L'art. 8a LAT dispose que, dans le domaine de l'urbanisation, le plan directeur définit notamment la dimension totale des surfaces affectées à l'urbanisation, leur répartition dans le canton et la manière de coordonner leur expansion à l'échelle régionale (let. a), la manière de concentrer le développement d'une urbanisation de qualité à l'intérieur du milieu bâti (let. c) et la manière d'assurer la conformité des zones à bâtir aux conditions de l'art. 15 LAT (let. d). Conformément à l'art. 9 LAT, le plan directeur a force obligatoire pour les autorités (ATF 143 II 476 consid. 3.7). 
 
4.4. Selon le PDCn4, dont l'application au cas particulier n'est pas contestée (cf. ATF 141 II 393 consid. 2.4 et 3), plus spécifiquement la mesure A11 (Zones d'habitation et mixtes), les communes qui doivent redimensionner leurs zones à bâtir révisent leurs plans d'affectation et soumettent leur projet à l'approbation du canton au plus tard cinq ans après l'adoption du Plan directeur cantonal par le Grand Conseil. Jusqu'à cette date, les communes peuvent utiliser le 31 décembre 2036 comme horizon de planification. Cette révision prend en compte au moins les aspects suivants: la qualité de la desserte en transports publics; l'accès en mobilité douce aux services et équipements; la qualité des sols et les ressources, dont les surfaces d'assolement; l'environnement, notamment la nature, le paysage, et la maîtrise d'éventuels risques et nuisances; la capacité des équipements et des infrastructures; la possibilité d'équiper à un coût proportionné; ainsi que la disponibilité des terrains. Pour répondre aux besoins à 15 ans, les communes, dans l'ordre, réaffectent les terrains excédant les besoins ou peu adéquats au développement; densifient le territoire urbanisé et mettent en valeur les réserves et les friches notamment par la densification.  
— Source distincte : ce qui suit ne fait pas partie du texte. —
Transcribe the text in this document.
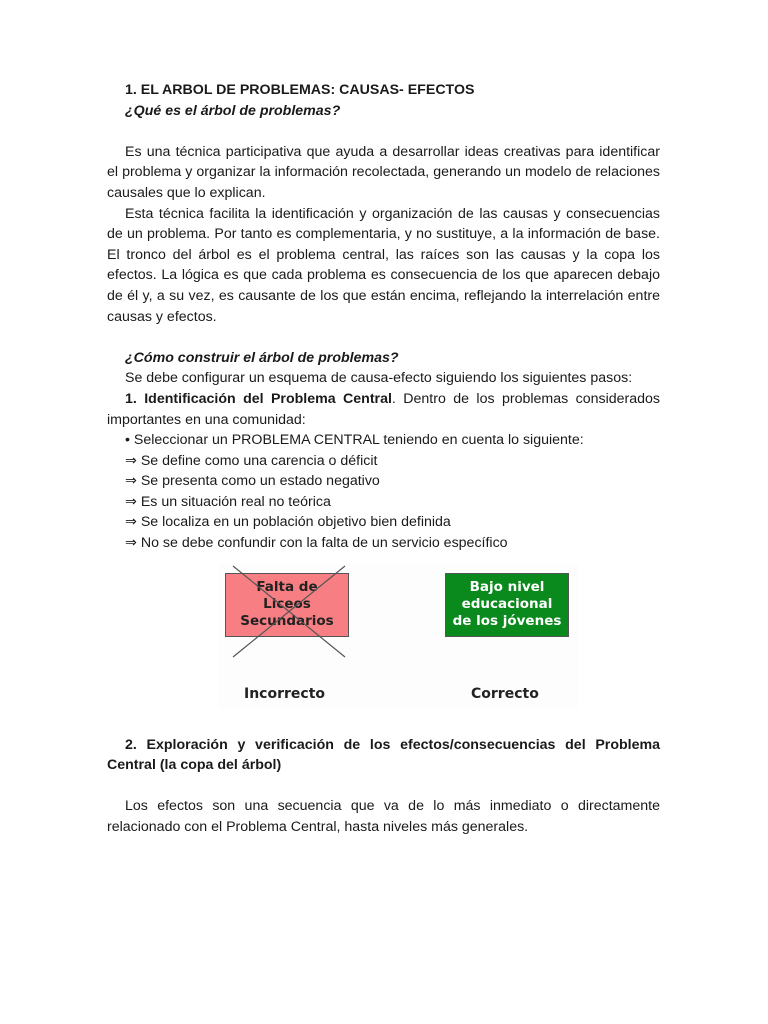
1. EL ARBOL DE PROBLEMAS: CAUSAS- EFECTOS

¿Qué es el árbol de problemas?

Es una técnica participativa que ayuda a desarrollar ideas creativas para identificar el problema y organizar la información recolectada, generando un modelo de relaciones causales que lo explican.

Esta técnica facilita la identificación y organización de las causas y consecuencias de un problema. Por tanto es complementaria, y no sustituye, a la información de base. El tronco del árbol es el problema central, las raíces son las causas y la copa los efectos. La lógica es que cada problema es consecuencia de los que aparecen debajo de él y, a su vez, es causante de los que están encima, reflejando la interrelación entre causas y efectos.

¿Cómo construir el árbol de problemas?

Se debe configurar un esquema de causa-efecto siguiendo los siguientes pasos:

1. Identificación del Problema Central. Dentro de los problemas considerados importantes en una comunidad:

• Seleccionar un PROBLEMA CENTRAL teniendo en cuenta lo siguiente:

⇒ Se define como una carencia o déficit

⇒ Se presenta como un estado negativo

⇒ Es un situación real no teórica

⇒ Se localiza en un población objetivo bien definida

⇒ No se debe confundir con la falta de un servicio específico

Falta de
Liceos
Secundarios
Bajo nivel
educacional
de los jóvenes
Incorrecto	Correcto

2. Exploración y verificación de los efectos/consecuencias del Problema Central (la copa del árbol)

Los efectos son una secuencia que va de lo más inmediato o directamente relacionado con el Problema Central, hasta niveles más generales.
A teneur de la mesure B12 du PDCn4, Rossinière est reconnue comme un centre local. Cette mesure esquisse les principes d'aménagement qui sont applicables aux centres locaux pour y maintenir une diversité des services et renforcer leur attractivité et leur vitalité. Le périmètre du centre doit correspondre au territoire urbanisé y compris les espaces non construits à l'intérieur de celui-ci lorsqu'ils participent à sa qualité. La fiche d'application du SDT de septembre 2018, intitulée "Périmètre compact et de centre" indique que le développement de l'urbanisation à 15 ans doit prioritairement se faire à l'intérieur du périmètre compact de centre (fiche d'application, ch. 1). Les périmètres de centre comprennent le territoire affecté en zone à bâtir, y compris les espaces non construits à l'intérieur de celui-ci qui contribuent à sa qualité, permettant de répondre aux besoins de développement du centre à 15 ans au maximum (fiche d'application, ch. 2). S'ils sont surdimensionnés au sens de la mesure A11 - qui prévoit dans le PDCn4 un taux de croissance de 1,5% pour les centres locaux -, les périmètres doivent être redimensionnés. Enfin, si le secteur dézoné se trouve en bordure du périmètre de centre, il doit alors en être exclu (fiche d'application, ch. 3). 
 
4.5. En l'espèce, la cour cantonale a constaté que les zones à bâtir communales étaient largement surdimensionnées - ce qui n'est à ce stade plus discuté - et devaient par conséquent être réduites. La cour cantonale a validé la stratégie communale en deux étapes, dont la première - ici en question - tend au reclassement des zones situées hors du périmètre du centre et hors territoire urbanisé, spécialement au dézonage immédiat de parcelles non ou très faiblement bâties. Les fonds concernés par la planification litigieuse répondaient à ces conditions, en particulier la parcelle no 212, laquelle ne supportait qu'une modeste construction agricole (80 m²) pour une superficie totale de 9'262 m². Les parcelles concernées étaient en outre éloignées de quelques 800 m de la gare du MOB, retenue comme critère de définition du périmètre de centre. La parcelle no 212 se situait par ailleurs dans l'échappée sur l'environnement I selon l'ISOS, de sorte que l'édification de constructions était susceptible de porter atteinte au caractère du village de Rossinière. Il n'était enfin pas établi qu'il aurait été projeté d'affecter la parcelle no 212 en zone d'activités touristiques. L'affectation de cette parcelle en zone agricole procédait ainsi d'une pondération de l'ensemble des intérêts conforme à l'art. 15 LAT ainsi qu'au PDCn4.  
 
4.6. La recourante reconnaît que l'art. 15 LAT constitue une base légale suffisante pour procéder à l'affectation de sa parcelle en zone agricole. Elle affirme en revanche qu'en lieu et place de ce déclassement, l'autorité communale aurait, sur la base de l'art. 15 LAT, et en application du principe de la proportionnalité, dû prendre d'autres mesures moins contraignantes permettant d'atteindre le but recherché. Elle estime plus précisément que l'affectation de son bien-fonds en zone réservée aurait déjà permis d'atteindre les buts fixés par l'art. 15 LAT en matière de redimensionnement de la zone à bâtir.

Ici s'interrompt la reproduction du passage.